Des travailleuses du sexe exigent la décriminalisation de leur métier au Canada

MONTRÉAL — Des travailleuses et des travailleurs du sexe se rassembleront devant le palais de justice de Montréal en début de soirée, vendredi, pour exiger l’abolition de la Loi sur la protection des collectivités et des personnes victimes de l’exploitation, qui criminalise certains aspects du travail du sexe au Canada.

Cette manifestation marque la fin d’une semaine d’audiences tenues devant la Cour supérieure de l’Ontario en réponse à une contestation constitutionnelle de l’Alliance canadienne pour la réforme des lois sur le travail du sexe, qui regroupe 25 groupes communautaires et organisations à travers le pays.

Le gouvernement de Stephen Harper avait instauré en 2014 de nouvelles dispositions concernant la réglementation du travail du sexe afin de se conformer à une décision de la Cour suprême du Canada, qui avait tranché que la criminalisation de la prostitution était inconstitutionnelle.

L’Alliance canadienne pour la réforme des lois sur le travail du sexe estime que ces nouvelles dispositions violent les droits des travailleuses et qu’elles les forcent à travailler de façon clandestine, ce qui les rend plus vulnérables aux violences sexuelles et les empêche de dénoncer des situations dangereuses liées à leur métier.

Le groupe communautaire Stella, qui œuvre pour améliorer les conditions de vie des travailleuses du sexe à Montréal, fait partie du regroupement des 25 organismes de l’alliance.  

Sa directrice générale, Sandra Wesley, a affirmé en entrevue téléphonique que ces lois devaient être abolies, car elles cultivent une culture de «peur extrême» à l’égard des forces policières et contribuent à la marginalisation des travailleuses du sexe.

«Ce qu’on observe, c’est que la vaste majorité des femmes n’appelleraient jamais le 911, peu importe ce qui leur arriverait, a expliqué la directrice. Dans plusieurs situations où la police a été appelée, les conséquences ont été très sévères pour les travailleuses du sexe impliquées.»

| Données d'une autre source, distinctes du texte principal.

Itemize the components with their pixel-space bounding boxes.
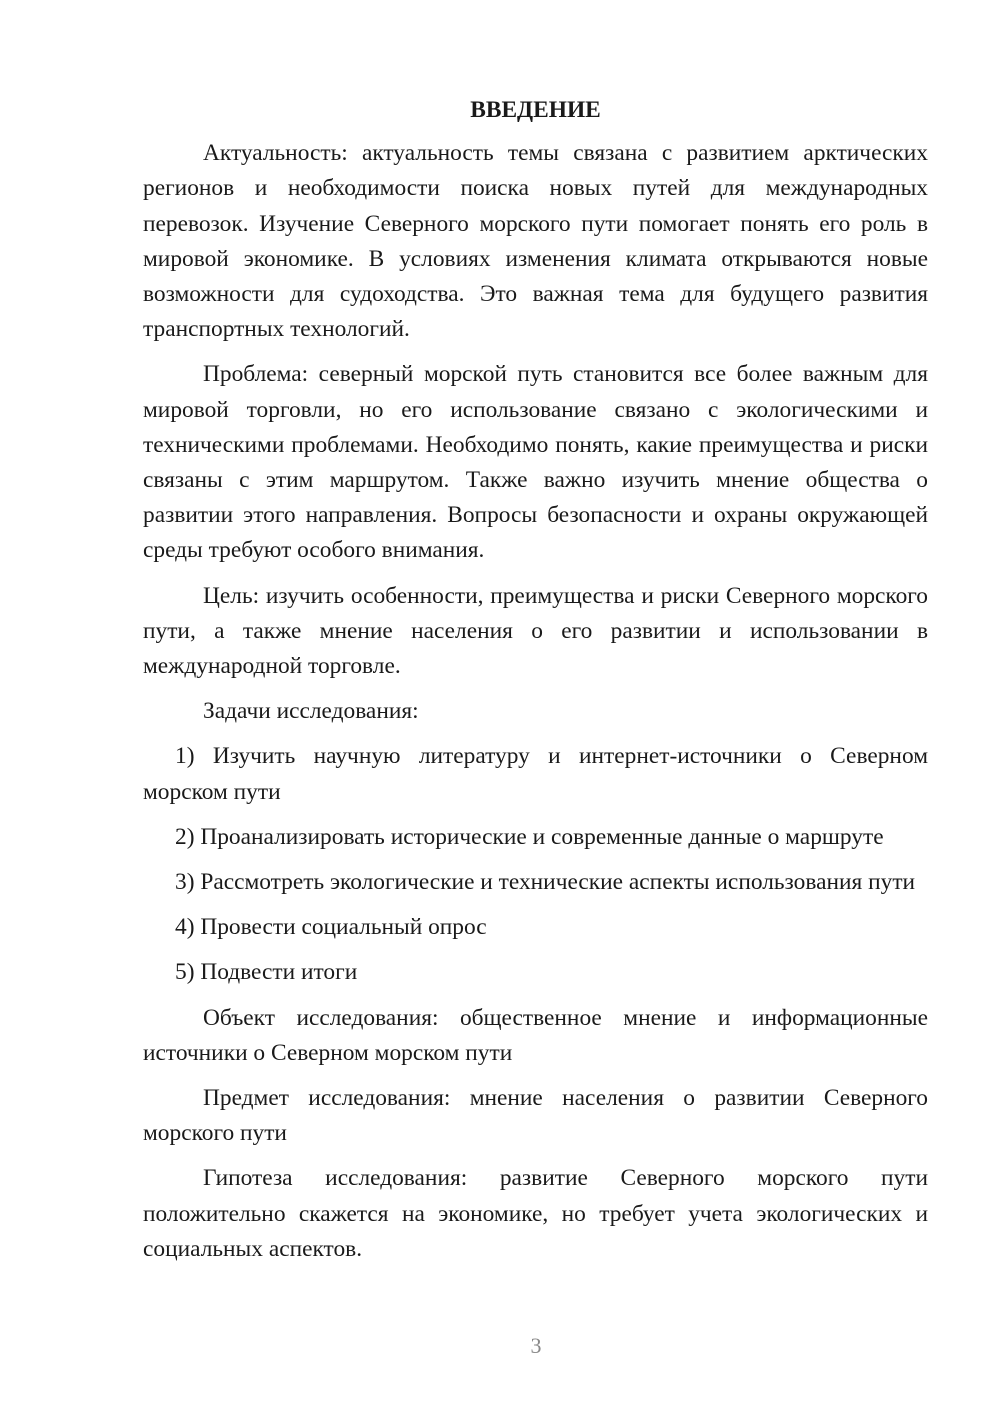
page-number: 3: [530, 1333, 542, 1358]
task-item-1: 1) Изучить научную литературу и интернет-источники о Северном морском пути: [143, 743, 928, 805]
task-item-2: 2) Проанализировать исторические и современные данные о маршруте: [175, 823, 884, 850]
goal-paragraph: Цель: изучить особенности, преимущества и риски Северного морского пути, а также мнение населения о его развитии и использовании в международной торговле.: [143, 582, 928, 680]
object-paragraph: Объект исследования: общественное мнение и информационные источники о Северном морском пути: [143, 1004, 928, 1066]
task-item-4: 4) Провести социальный опрос: [175, 914, 487, 941]
hypothesis-paragraph: Гипотеза исследования: развитие Северного морского пути положительно скажется на экономике, но требует учета экологических и социальных аспектов.: [143, 1165, 928, 1262]
section-title: ВВЕДЕНИЕ: [470, 97, 601, 123]
tasks-heading: Задачи исследования:: [203, 698, 419, 725]
relevance-paragraph: Актуальность: актуальность темы связана с развитием арктических регионов и необходимости поиска новых путей для международных перевозок. Изучение Северного морского пути помогает понять его роль в мировой экономике. В условиях изменения климата открываются новые возможности для судоходства. Это важная тема для будущего развития транспортных технологий.: [143, 140, 928, 343]
problem-paragraph: Проблема: северный морской путь становится все более важным для мировой торговли, но его использование связано с экологическими и техническими проблемами. Необходимо понять, какие преимущества и риски связаны с этим маршрутом. Также важно изучить мнение общества о развитии этого направления. Вопросы безопасности и охраны окружающей среды требуют особого внимания.: [143, 361, 928, 564]
task-item-3: 3) Рассмотреть экологические и технические аспекты использования пути: [175, 869, 916, 896]
task-item-5: 5) Подвести итоги: [175, 959, 358, 986]
page-content: [143, 93, 928, 1277]
subject-paragraph: Предмет исследования: мнение населения о развитии Северного морского пути: [143, 1085, 928, 1147]
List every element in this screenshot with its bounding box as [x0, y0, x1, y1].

Si la contestation constitutionnelle de l’alliance vise d’abord à abroger les lois instaurées sous le gouvernement Harper, les groupes qui la composent cherchent aussi à obtenir un statut et une reconnaissance pour le métier de travailleuse du sexe.

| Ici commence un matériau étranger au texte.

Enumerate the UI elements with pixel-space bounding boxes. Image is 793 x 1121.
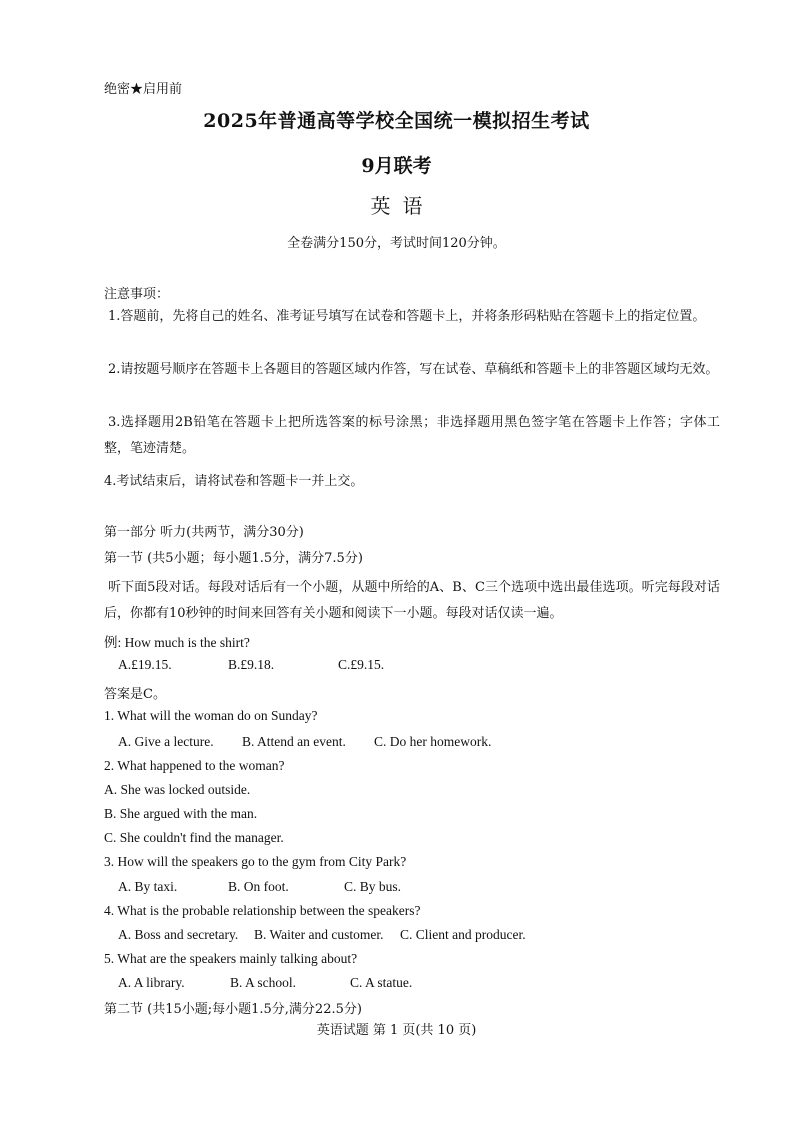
q4-option-c: C. Client and producer. (400, 927, 526, 942)
section2-heading: 第二节 (共15小题;每小题1.5分,满分22.5分) (104, 1002, 362, 1017)
example-option-b: B.£9.18. (228, 657, 275, 672)
q1-option-c: C. Do her homework. (374, 734, 492, 749)
q3-option-b: B. On foot. (228, 879, 289, 894)
q5-option-c: C. A statue. (350, 975, 413, 990)
question-2: 2. What happened to the woman? (104, 758, 285, 773)
question-3: 3. How will the speakers go to the gym from City Park? (104, 854, 407, 869)
subject-title: 英语 (370, 194, 435, 218)
page-footer: 英语试题 第 1 页(共 10 页) (316, 1023, 477, 1038)
q1-option-b: B. Attend an event. (242, 734, 346, 749)
q5-option-a: A. A library. (118, 975, 185, 990)
note-item-1: 1.答题前，先将自己的姓名、准考证号填写在试卷和答题卡上，并将条形码粘贴在答题卡上的指定位置。 (108, 309, 706, 324)
confidential-label: 绝密★启用前 (104, 82, 183, 97)
example-question: 例: How much is the shirt? (104, 635, 250, 650)
note-item-2: 2.请按题号顺序在答题卡上各题目的答题区域内作答，写在试卷、草稿纸和答题卡上的非答题区域均无效。 (108, 362, 719, 377)
question-4-options (118, 927, 526, 943)
notes-heading: 注意事项： (104, 287, 170, 302)
exam-title: 2025年普通高等学校全国统一模拟招生考试 (203, 110, 590, 132)
example-option-c: C.£9.15. (338, 657, 385, 672)
question-5: 5. What are the speakers mainly talking about? (104, 951, 358, 966)
q5-option-b: B. A school. (230, 975, 297, 990)
part1-heading: 第一部分 听力(共两节，满分30分) (104, 525, 304, 540)
question-1-options (118, 734, 491, 750)
example-options (118, 657, 384, 673)
q3-option-a: A. By taxi. (118, 879, 178, 894)
example-answer: 答案是C。 (104, 687, 166, 702)
note-item-4: 4.考试结束后，请将试卷和答题卡一并上交。 (104, 474, 364, 489)
q2-option-c: C. She couldn't find the manager. (104, 830, 284, 845)
note-item-3: 3.选择题用2B铅笔在答题卡上把所选答案的标号涂黑；非选择题用黑色签字笔在答题卡上作答；字体工整，笔迹清楚。 (104, 415, 720, 456)
question-1: 1. What will the woman do on Sunday? (104, 708, 318, 723)
example-option-a: A.£19.15. (118, 657, 172, 672)
q2-option-a: A. She was locked outside. (104, 782, 251, 797)
question-5-options (118, 975, 412, 991)
exam-subtitle: 9月联考 (361, 155, 432, 177)
section1-heading: 第一节 (共5小题；每小题1.5分，满分7.5分) (104, 551, 363, 566)
q3-option-c: C. By bus. (344, 879, 402, 894)
question-3-options (118, 879, 401, 895)
q1-option-a: A. Give a lecture. (118, 734, 214, 749)
q4-option-a: A. Boss and secretary. (118, 927, 239, 942)
question-4: 4. What is the probable relationship between the speakers? (104, 903, 421, 918)
listening-instructions: 听下面5段对话。每段对话后有一个小题，从题中所给的A、B、C三个选项中选出最佳选项。听完每段对话后，你都有10秒钟的时间来回答有关小题和阅读下一小题。每段对话仅读一遍。 (104, 580, 720, 621)
score-note: 全卷满分150分，考试时间120分钟。 (287, 236, 506, 251)
q4-option-b: B. Waiter and customer. (254, 927, 384, 942)
q2-option-b: B. She argued with the man. (104, 806, 258, 821)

«[Ce statut] permettrait d’abolir la surveillance policière intrusive et non consensuelle, qui est souvent source de violence dans la vie des travailleuses. […] Mais également, ça nous donnerait accès à toutes les choses qui nous sont interdites pour l’instant, comme l’accès à un compte de banque sans craindre que notre argent soit saisi, des références d’employeurs pour obtenir un logement, et la possibilité de travailler dans un endroit intérieur sans avoir peur d’être évincées», a souligné Mme Wesley.

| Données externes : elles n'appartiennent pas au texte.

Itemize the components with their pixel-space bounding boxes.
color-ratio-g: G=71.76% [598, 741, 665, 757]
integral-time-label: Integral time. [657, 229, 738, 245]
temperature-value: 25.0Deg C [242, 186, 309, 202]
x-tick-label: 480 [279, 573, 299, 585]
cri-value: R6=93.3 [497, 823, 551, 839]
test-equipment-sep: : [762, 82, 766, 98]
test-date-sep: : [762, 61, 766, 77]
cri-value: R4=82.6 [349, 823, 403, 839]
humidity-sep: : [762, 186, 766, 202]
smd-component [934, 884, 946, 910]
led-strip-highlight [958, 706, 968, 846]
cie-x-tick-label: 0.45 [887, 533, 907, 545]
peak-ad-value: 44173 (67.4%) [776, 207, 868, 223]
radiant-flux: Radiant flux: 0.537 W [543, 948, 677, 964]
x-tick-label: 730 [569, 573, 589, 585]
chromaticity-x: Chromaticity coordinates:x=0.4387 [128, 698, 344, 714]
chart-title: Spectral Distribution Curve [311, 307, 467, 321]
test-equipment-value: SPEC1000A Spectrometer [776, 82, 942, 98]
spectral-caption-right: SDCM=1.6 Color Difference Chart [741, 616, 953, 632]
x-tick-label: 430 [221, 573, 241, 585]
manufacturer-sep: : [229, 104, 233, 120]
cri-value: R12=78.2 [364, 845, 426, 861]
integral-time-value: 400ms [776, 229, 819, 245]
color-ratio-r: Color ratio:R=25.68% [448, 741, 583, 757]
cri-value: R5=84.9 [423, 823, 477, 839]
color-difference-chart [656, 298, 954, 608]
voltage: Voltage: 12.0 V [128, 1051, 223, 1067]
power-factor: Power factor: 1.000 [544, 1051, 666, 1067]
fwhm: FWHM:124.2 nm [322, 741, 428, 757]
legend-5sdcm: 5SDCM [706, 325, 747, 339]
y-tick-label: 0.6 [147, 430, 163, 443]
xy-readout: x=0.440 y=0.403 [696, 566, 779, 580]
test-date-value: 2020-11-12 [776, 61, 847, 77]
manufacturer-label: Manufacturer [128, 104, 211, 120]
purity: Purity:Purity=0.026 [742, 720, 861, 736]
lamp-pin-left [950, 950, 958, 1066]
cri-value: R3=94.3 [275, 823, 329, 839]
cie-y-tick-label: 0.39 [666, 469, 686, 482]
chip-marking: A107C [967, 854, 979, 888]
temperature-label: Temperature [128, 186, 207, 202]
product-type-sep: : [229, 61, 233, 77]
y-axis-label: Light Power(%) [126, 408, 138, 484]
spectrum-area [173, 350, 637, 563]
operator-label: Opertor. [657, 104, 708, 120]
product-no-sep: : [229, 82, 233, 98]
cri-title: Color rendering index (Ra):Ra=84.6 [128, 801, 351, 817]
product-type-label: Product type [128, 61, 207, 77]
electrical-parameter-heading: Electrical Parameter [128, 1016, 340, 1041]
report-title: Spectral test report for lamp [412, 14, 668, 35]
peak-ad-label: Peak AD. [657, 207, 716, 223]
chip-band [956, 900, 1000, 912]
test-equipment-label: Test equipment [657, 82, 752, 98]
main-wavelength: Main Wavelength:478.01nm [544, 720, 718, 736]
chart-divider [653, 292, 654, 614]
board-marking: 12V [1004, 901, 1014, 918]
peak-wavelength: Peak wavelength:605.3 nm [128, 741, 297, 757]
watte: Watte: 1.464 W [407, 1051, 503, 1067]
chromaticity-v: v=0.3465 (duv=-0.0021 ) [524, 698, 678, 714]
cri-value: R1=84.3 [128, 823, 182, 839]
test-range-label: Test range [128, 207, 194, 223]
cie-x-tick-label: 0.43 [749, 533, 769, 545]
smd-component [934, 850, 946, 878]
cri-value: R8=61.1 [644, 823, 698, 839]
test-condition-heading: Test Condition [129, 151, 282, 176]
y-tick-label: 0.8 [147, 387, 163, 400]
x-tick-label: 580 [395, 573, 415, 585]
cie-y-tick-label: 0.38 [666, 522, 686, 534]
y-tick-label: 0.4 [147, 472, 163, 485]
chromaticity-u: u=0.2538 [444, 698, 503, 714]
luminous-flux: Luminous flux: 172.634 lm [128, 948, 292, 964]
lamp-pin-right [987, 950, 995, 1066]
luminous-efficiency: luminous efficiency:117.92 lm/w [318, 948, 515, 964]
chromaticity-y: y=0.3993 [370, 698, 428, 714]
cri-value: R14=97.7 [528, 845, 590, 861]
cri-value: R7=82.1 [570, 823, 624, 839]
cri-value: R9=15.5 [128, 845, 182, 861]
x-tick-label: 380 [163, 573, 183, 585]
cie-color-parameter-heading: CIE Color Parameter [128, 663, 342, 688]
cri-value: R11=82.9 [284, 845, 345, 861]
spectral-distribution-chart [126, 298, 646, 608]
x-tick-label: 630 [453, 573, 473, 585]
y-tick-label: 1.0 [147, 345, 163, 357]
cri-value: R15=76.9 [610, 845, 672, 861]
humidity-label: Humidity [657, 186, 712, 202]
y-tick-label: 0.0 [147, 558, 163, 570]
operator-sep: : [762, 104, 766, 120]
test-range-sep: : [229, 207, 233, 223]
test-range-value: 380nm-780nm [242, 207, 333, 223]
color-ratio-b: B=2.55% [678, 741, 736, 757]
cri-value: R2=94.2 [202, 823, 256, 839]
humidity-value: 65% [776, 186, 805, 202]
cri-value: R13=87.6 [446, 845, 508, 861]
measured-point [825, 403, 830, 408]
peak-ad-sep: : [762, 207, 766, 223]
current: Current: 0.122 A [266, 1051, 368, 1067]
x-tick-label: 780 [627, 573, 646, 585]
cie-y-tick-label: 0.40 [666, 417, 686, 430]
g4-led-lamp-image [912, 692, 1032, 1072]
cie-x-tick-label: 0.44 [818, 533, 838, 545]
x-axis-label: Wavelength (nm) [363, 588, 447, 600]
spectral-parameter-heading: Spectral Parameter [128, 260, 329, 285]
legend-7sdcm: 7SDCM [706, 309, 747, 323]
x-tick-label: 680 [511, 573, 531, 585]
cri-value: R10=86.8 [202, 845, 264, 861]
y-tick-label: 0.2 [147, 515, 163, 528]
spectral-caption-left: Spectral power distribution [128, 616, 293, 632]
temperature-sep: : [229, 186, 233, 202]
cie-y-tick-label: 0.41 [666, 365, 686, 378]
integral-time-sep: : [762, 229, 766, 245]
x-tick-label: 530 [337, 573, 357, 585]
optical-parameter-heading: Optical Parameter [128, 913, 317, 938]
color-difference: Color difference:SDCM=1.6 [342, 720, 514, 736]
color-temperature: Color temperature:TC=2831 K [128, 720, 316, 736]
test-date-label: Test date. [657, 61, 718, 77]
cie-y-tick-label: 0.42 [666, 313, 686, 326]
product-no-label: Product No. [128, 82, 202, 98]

Les démarches judiciaires restent toutefois laborieuses pour aboutir devant la Cour suprême du Canada. Melina May, militante au sein du Comité autonome du travail du sexe (CATS) et escorte indépendante depuis trois ans, a déclaré en entrevue téléphonique que la lutte contre la stigmatisation de l’industrie du sexe était loin d’être achevée. 

«On n’est qu’à la première étape, et ça va prendre plusieurs années avant de se rendre devant la Cour suprême, admet-elle. […] Mais on ne veut pas attendre que la Cour juge que c’est inconstitutionnel; on le sait déjà. Il faut que l’action se fasse maintenant.»

La militante a aussi témoigné des nombreux obstacles sociaux auxquels l’industrie du travail du sexe fait face, comme la stigmatisation du métier et les pressions de certains groupes féministes abolitionnistes.

«Ce féminisme-là, qui prétend vouloir sauver des victimes, on doit vraiment le démanteler, car il n’est pas représentatif. Oui, il y a de l’exploitation, mais des lois sont déjà en place pour lutter contre le trafic humain, et le cadre spécifique imposé au travail du sexe est plus néfaste qu’utile.»

Si la contestation constitutionnelle a été amorcée devant la Cour supérieure de l’Ontario, l’Alliance canadienne pour la réforme des lois sur le travail du sexe devra attendre sa décision avant de pouvoir présenter sa cause devant la Cour d’appel ontarienne. Ce n’est qu’après cette étape qu’elle pourra se rendre jusqu’à la Cour suprême du Canada, un processus judiciaire qui s’étalera probablement sur plusieurs années.